On corruption-codex splitting. Splitting the registry function from the detection function is architecturally clean but adds a skill. Adding skills is itself a regression on the Subtraction Principle. The trade-off is unresolved; resolving it depends on how the corruption codex actually behaves in operation, which we don't yet have.
On the empirical Q-phase test. It cannot run until cycle-walk manifests are produced at minimum operational scale, which is Phase 2 of the runtime orchestration guide, which depends on gliff-press being drafted. Until then, the over-verification question is open and the architecture's defense remains plausible-but-untested.
On harness-engineering literature integration as a discipline. This audit is a one-off response to two papers. The harness-engineering literature will continue producing findings. Should the Foundation adopt a regular cadence of literature integration (quarterly? annually?) and what would the artifact format be? Tier-C entries like this one feel right for individual responses; a Tier-B compiled surface might be appropriate for a synthesis after several literature cycles.

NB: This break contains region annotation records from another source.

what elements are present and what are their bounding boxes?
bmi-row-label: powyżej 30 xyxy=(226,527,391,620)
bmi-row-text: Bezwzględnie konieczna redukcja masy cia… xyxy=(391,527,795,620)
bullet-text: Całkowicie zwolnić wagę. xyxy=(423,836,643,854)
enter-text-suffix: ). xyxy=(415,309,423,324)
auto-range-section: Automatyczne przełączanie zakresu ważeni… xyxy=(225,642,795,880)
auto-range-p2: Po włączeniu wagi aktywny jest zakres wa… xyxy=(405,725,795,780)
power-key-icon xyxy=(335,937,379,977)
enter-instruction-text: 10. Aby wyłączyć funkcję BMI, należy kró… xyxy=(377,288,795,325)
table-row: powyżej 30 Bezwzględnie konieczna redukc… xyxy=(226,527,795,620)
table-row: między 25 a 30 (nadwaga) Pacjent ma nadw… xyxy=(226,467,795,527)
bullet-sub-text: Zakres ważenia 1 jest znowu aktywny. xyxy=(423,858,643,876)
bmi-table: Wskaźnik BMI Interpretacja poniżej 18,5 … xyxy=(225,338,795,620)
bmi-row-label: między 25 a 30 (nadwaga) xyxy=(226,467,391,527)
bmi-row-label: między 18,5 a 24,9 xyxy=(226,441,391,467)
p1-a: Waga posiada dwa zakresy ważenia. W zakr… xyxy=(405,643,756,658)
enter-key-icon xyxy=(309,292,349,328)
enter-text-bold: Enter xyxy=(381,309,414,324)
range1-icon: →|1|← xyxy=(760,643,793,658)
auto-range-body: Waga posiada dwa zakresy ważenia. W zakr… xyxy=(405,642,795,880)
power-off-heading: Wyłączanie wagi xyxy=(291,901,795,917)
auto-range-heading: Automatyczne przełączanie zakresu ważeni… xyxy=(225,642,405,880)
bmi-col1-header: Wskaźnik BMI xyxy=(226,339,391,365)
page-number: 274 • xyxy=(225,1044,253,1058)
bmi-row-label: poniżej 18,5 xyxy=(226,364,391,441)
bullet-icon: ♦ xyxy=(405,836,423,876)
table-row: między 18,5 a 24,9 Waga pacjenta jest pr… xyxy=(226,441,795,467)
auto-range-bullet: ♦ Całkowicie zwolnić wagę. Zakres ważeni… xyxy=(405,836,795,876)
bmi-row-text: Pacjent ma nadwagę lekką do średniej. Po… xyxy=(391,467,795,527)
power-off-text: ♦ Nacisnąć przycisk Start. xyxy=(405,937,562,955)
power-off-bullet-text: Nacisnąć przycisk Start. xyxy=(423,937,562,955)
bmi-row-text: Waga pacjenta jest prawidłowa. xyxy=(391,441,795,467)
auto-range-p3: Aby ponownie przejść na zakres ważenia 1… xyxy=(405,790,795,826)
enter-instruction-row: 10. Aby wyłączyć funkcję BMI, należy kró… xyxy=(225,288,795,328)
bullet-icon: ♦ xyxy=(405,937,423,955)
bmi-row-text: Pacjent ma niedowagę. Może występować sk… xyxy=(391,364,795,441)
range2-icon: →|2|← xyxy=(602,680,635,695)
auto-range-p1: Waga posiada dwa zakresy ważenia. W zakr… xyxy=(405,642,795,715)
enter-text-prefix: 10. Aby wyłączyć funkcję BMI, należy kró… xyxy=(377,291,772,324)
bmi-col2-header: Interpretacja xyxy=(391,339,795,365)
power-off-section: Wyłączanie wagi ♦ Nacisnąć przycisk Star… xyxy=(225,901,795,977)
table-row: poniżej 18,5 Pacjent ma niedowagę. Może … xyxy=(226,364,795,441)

On Meta-Harness specifically. Stanford's optimization loop is structurally what 5QLN refuses (no AI binding decisions on the harness itself). The refusal is principled and defensible. But the information a Meta-Harness-style proposer produces — diagnoses of what broke from raw failed traces — could be valuable input to the human PR review at the evolution-conductor's promotion gate. Question for the Evolving Skills guide v2: should Meta-Harness-style trace analysis be permitted as α' alternative generation under P.L.4, with the Conductor still gating the promotion? This would capture the analytic value of the literature without conceding the Membrane.
Closing note
This entry is Tier C. It does not seal. If it survives review and the audit holds up, the natural promotion path is a Tier-B revision of the runtime orchestration guide that incorporates the capability/normative distinction, the Subtraction Principle response, and the empirical Q-phase test as an explicit Phase 2 deliverable. That promotion would itself be a cycle subject to the cycle-conductor it specifies, which is the sort of structural recursion 5QLN is built around.
For now this is just working notes — written in front of you, not for sealing.